This post explains a method that will work for a majority of taxpayers to pay lower or no taxes when you take IRA distributions.
Everyone must take distributions from their 401k or IRA at age 72. And when you take those distributions, you report them as income on your tax return. But you have control over the tax rate you pay on those distributions by taking them at the right time. Let’s take an example.
Bill and Linda are both retired, have large IRAs, and are age 60. Their taxable income will be $70,000 this year (their gross income is $100,000, taxable income is after all deductions). They expect that income to remain constant. They do not need to take distributions from their IRA for another 12 years, at age 72. But, if they start taking small distributions now, they can pay little or no tax on those distributions.
For 2022, the tax tables extend the 12% tax bracket for married couples filing jointly to $83,550. Since Bill and Linda’s taxable income is only $70,000, they can add $13,550 to their income and still be in the 12% tax bracket. They can withdraw $13,550 from their IRAs and pay only 12% federal tax on that distribution. They can do this annually.
If Bill and Linda wait until age 72 to start their distributions, the mandatory withdrawals would be over $40,000 annually. This would push their taxable income much higher and most of the IRA distribution would be taxed at the next tax bracket, 22%.

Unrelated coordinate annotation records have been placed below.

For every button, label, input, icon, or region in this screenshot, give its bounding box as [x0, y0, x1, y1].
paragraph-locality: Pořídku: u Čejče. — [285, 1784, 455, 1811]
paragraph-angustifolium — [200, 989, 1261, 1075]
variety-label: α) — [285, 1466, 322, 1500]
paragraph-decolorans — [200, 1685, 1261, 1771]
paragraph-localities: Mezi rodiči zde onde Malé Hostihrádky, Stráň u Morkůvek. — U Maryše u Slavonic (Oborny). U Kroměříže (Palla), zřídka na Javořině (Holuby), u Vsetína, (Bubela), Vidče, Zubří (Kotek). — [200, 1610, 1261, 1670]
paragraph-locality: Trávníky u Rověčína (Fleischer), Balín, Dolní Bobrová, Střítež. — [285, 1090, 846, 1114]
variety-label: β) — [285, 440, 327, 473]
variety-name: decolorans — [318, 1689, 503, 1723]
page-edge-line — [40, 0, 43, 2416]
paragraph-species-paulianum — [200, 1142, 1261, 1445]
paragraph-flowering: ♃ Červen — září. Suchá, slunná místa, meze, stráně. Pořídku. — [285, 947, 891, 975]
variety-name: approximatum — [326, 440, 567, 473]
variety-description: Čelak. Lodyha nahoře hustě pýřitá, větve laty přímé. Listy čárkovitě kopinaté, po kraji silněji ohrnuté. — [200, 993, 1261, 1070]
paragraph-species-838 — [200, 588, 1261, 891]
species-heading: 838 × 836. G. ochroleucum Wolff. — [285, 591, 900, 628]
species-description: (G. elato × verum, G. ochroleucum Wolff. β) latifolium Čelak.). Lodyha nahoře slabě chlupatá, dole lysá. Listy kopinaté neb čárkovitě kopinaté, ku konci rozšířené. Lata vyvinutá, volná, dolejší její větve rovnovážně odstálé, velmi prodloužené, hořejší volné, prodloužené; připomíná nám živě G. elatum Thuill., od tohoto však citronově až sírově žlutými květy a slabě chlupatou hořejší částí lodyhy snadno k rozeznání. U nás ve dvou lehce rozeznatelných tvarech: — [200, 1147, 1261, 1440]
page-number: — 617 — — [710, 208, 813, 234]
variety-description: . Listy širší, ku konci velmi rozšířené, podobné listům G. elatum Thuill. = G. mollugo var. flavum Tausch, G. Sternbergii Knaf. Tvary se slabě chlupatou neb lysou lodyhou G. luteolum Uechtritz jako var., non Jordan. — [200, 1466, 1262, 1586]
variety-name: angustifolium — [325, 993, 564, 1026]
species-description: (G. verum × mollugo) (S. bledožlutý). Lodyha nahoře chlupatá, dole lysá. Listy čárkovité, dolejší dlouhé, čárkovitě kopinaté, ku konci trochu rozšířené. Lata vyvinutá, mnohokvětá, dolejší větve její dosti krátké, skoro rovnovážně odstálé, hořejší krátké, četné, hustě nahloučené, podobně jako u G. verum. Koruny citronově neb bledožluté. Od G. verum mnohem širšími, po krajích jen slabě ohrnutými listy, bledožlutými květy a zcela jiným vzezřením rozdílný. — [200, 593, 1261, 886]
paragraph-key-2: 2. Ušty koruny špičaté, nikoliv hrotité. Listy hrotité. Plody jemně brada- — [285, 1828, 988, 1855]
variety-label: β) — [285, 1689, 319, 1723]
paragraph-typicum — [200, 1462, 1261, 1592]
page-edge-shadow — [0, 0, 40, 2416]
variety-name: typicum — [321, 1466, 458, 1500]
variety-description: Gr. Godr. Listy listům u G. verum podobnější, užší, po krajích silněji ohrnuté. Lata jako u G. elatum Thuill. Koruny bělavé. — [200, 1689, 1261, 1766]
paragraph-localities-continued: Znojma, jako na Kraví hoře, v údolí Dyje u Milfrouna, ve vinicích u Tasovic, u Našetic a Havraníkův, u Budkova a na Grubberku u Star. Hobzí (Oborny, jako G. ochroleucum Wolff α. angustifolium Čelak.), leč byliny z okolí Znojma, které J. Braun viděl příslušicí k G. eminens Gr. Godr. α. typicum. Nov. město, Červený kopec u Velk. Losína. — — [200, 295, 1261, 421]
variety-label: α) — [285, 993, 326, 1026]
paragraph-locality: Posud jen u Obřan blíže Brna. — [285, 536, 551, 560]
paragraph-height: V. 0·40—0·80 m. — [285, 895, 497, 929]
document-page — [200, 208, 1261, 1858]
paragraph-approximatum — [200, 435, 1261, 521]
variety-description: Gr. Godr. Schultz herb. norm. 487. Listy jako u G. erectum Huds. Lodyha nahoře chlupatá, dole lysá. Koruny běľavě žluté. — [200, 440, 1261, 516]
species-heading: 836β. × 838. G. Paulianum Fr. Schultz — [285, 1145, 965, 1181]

The same concept applies to single taxpayers (please consult the tax tables for single taxpayers.)
Another Benefit – Use the Distributions as a Roth Conversion
Since Bill and Linda do not need these early IRA distributions for living expenses, they can take the distribution, pay the 12% tax and convert the distribution to a Roth IRA. The Roth IRA can grow indefinitely as there are no required distributions during the lifetime of the account holder or spousal beneficiary. And when Bill and Linda do decide to take distributions, the distribution is tax-free.
Note that once they begin taking mandatory distributions at age 72, those distributions cannot be converted to a Roth IRA.